Towards metadata for KML

<meta name=”description” content=”A long-form piece that tries to zoom out a bit for a better big picture. You will either know everything in it already, you won’t care, or it will be fundamentally flawed in some way. Please choose one.”>

It’s always fun to show off Google Earth to a first-time user while surreptitiously observing their reaction; it really is an impressive application. Don’t forget that all this immersive goodness is just a lure, however; it’s meant to draw us in until we find ourselves using its most innovative feature: The network link.

Network links allow anyone to dynamically deliver content to Google Earth. The markup language used for this is KML, a form of XML that can describe objects as simple as a single labelled coordinate pair, or as complex as collections of points, paths, 3D shapes, views, map overlays and icons, all with coordinates, descriptions and links to further content elsewhere on the web. Google Earth renders the KML delivered by these network links onto of the surface of the globe, just as it does with most of its own pre-configured layers.

You can thus think of Google Earth as a geospatially aware browser. The network links are “websites” or “feeds”, except that individual content items are wedded to specific relevant places on the globe. Just as with websites, this content can be static — uploaded once, and updated infrequently — or dynamic — uploaded at regular intervals in anticipation of new data, or even with content that depends on where on Earth your view lingers. If you see something worthwhile amid all this delivered content, you can save it by dragging the item to your own list of static content (or you can make your own content).

A traditional web browser renders and displays only one HTML document at a time. Trying to layer several unrelated pages on top of one another would result in a cacophony of content. Google Earth, however, lets you turn on as many KML items as your computer can handle, and often the result is greater than the sum of its parts. This makes Google Earth far more powerful than a traditional web browser.

There already are dozens, if not hundreds, of network links available for download. Weather overlays, sports competitions, blogs, vlogs, Flickr photos, live Space Shuttle positions, real estate listings, 911 calls, live traffic, newsfeeds… The ability to simultaneously view subsets of these layers makes the possibilities for serendipity huge, though at the price of complexity. As the number of available network links grows, simply listing them will be found wanting as a means of organizing such a sprawling data set. Folders aren’t a feasible solution in the long run either — they force sorting by one category only, and that category usually becomes subject matter.

Enter metatags.

A taxonomy for HTML documents is already well established, and is encoded as <meta> tags in page headers. I think KML objects in general, and network links in particular, will soon benefit from having a similar taxonomy, so that it becomes easier to select collections of items based on their common properties, rather than pecking away ad hoc at checkmark boxes every time we want to view a new configuration.

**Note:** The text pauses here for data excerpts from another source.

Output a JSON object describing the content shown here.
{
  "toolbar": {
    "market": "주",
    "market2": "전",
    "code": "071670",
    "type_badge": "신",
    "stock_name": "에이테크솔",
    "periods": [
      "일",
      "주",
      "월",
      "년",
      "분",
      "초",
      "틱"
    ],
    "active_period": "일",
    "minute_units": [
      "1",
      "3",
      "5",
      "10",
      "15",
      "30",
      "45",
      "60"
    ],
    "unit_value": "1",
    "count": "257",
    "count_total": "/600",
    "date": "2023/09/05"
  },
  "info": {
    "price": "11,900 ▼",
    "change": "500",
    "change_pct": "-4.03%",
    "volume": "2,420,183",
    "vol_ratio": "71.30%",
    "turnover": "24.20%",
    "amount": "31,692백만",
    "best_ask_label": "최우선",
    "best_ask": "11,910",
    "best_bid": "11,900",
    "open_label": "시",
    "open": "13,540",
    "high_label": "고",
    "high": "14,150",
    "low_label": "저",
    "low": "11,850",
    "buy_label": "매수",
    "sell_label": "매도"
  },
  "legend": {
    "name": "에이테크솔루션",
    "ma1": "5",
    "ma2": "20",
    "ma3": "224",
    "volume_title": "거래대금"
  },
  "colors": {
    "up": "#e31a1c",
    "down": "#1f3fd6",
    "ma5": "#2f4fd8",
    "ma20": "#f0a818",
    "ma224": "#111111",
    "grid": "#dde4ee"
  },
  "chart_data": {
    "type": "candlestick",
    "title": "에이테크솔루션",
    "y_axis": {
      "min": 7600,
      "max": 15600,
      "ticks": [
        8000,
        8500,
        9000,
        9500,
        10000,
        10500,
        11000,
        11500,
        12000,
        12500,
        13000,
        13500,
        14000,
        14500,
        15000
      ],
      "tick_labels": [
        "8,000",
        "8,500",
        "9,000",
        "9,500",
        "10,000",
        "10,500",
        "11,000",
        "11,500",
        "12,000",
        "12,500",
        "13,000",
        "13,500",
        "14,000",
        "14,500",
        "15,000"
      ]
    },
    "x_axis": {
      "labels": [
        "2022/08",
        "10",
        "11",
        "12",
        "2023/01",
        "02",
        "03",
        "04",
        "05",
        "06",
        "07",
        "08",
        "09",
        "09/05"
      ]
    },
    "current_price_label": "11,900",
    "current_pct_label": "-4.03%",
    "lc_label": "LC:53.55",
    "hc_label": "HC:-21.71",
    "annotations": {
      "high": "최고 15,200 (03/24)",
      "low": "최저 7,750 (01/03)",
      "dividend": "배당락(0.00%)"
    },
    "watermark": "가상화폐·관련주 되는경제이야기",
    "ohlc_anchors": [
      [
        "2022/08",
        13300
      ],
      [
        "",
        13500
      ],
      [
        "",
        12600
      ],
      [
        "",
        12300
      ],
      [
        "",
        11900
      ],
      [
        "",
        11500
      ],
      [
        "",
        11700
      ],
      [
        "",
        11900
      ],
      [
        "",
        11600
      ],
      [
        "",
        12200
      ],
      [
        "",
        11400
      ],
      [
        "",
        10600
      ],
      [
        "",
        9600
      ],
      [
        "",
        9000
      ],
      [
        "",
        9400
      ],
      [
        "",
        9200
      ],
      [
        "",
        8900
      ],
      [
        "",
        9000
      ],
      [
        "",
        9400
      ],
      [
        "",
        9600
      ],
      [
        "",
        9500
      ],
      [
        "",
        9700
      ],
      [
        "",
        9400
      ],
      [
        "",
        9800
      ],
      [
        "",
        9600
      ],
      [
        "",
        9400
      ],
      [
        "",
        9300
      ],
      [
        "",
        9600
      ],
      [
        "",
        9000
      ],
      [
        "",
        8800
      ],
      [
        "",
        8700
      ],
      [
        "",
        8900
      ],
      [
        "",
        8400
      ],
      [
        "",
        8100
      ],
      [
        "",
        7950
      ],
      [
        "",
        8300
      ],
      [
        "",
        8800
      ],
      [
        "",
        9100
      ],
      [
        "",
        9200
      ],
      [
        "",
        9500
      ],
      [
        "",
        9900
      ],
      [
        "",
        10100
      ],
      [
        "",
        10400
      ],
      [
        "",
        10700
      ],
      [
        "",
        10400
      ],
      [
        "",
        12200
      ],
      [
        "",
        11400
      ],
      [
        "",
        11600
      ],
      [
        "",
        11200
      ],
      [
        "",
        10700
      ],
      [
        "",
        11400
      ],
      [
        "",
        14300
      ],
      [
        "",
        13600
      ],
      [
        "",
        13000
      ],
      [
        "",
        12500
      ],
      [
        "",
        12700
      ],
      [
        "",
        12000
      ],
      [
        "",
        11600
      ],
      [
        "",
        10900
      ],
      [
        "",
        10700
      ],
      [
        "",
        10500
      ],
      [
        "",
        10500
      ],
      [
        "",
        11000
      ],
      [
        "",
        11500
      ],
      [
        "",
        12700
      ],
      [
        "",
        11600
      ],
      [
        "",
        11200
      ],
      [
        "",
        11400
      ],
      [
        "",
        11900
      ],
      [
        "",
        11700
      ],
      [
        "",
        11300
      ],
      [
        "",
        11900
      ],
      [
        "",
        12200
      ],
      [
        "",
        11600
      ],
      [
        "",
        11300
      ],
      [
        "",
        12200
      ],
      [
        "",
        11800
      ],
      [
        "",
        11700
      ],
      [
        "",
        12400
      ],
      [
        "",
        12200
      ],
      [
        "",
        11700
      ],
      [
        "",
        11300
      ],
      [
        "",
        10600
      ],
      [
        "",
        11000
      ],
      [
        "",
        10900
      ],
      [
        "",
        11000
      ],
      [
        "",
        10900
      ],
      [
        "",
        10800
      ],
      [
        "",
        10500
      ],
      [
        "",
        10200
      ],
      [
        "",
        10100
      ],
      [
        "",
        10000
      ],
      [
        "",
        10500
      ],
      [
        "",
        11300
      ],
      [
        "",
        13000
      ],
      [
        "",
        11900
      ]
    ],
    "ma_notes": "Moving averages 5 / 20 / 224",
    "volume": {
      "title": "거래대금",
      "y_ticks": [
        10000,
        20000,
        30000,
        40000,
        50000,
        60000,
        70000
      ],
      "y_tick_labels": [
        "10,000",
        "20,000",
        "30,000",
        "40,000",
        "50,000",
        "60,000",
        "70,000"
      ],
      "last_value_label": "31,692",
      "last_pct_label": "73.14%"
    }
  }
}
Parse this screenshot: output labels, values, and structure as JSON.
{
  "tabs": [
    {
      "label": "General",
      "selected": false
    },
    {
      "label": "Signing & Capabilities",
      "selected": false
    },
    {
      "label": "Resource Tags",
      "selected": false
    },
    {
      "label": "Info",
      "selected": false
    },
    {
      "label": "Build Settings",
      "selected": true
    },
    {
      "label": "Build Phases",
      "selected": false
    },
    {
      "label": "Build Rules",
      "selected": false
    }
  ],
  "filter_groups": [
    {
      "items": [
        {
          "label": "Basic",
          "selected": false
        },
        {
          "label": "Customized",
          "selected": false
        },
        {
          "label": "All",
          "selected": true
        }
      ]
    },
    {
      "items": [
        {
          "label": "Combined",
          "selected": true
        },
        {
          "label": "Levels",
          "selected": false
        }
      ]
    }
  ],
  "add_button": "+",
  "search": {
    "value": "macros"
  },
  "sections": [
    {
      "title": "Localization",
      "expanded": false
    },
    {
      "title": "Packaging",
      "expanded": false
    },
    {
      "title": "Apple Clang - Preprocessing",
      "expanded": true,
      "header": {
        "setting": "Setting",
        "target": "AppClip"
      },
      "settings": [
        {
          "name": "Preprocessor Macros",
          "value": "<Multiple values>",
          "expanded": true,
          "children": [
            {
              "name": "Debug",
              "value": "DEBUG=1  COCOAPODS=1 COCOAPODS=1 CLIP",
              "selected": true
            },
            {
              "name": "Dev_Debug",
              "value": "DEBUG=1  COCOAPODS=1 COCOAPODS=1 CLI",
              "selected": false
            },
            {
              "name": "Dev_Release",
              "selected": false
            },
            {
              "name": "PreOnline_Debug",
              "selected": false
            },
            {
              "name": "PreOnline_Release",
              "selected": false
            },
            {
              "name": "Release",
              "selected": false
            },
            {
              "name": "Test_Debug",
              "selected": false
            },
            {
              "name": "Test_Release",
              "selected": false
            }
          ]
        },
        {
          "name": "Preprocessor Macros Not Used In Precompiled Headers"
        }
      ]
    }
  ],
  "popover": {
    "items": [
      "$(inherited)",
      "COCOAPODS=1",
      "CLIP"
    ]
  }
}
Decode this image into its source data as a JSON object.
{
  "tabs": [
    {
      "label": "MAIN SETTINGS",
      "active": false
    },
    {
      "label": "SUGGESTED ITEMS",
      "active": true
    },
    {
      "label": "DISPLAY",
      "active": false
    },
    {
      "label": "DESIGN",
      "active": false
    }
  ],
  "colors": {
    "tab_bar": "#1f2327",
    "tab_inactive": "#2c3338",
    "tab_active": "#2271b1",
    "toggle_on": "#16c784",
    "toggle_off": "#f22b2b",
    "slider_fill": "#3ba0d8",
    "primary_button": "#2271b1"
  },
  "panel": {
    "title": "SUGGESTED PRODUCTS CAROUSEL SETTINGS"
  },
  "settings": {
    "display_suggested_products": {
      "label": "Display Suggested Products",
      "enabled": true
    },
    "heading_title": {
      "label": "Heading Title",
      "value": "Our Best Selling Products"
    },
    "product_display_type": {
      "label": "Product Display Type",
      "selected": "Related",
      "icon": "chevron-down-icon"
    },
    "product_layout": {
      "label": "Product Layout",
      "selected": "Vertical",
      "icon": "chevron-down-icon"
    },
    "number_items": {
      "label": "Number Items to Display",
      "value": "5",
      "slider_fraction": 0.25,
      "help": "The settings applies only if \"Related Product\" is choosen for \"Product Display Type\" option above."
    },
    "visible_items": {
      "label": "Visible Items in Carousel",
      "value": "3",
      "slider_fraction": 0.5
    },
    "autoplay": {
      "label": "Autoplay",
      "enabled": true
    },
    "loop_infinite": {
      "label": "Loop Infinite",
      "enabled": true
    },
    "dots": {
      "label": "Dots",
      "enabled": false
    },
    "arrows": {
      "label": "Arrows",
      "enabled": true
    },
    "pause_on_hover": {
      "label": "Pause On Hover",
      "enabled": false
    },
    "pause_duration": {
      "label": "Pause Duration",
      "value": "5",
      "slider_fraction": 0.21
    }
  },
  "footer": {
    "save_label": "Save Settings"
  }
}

Some of the meta-information used for traditional HTML websites would already be of immediate value: Author, language and keywords, for example. But network links and their component objects have other properties that would be well worth encoding in metatags. For example:

Scope: Local, region, country, continent, global…

At what scale does the object affect the view in Google Earth?

Media: Text, video, photos, sound…

For placemarks that reference other sites on the web, what kind of media is being referenced?

Persistence: Years, months, days, seconds…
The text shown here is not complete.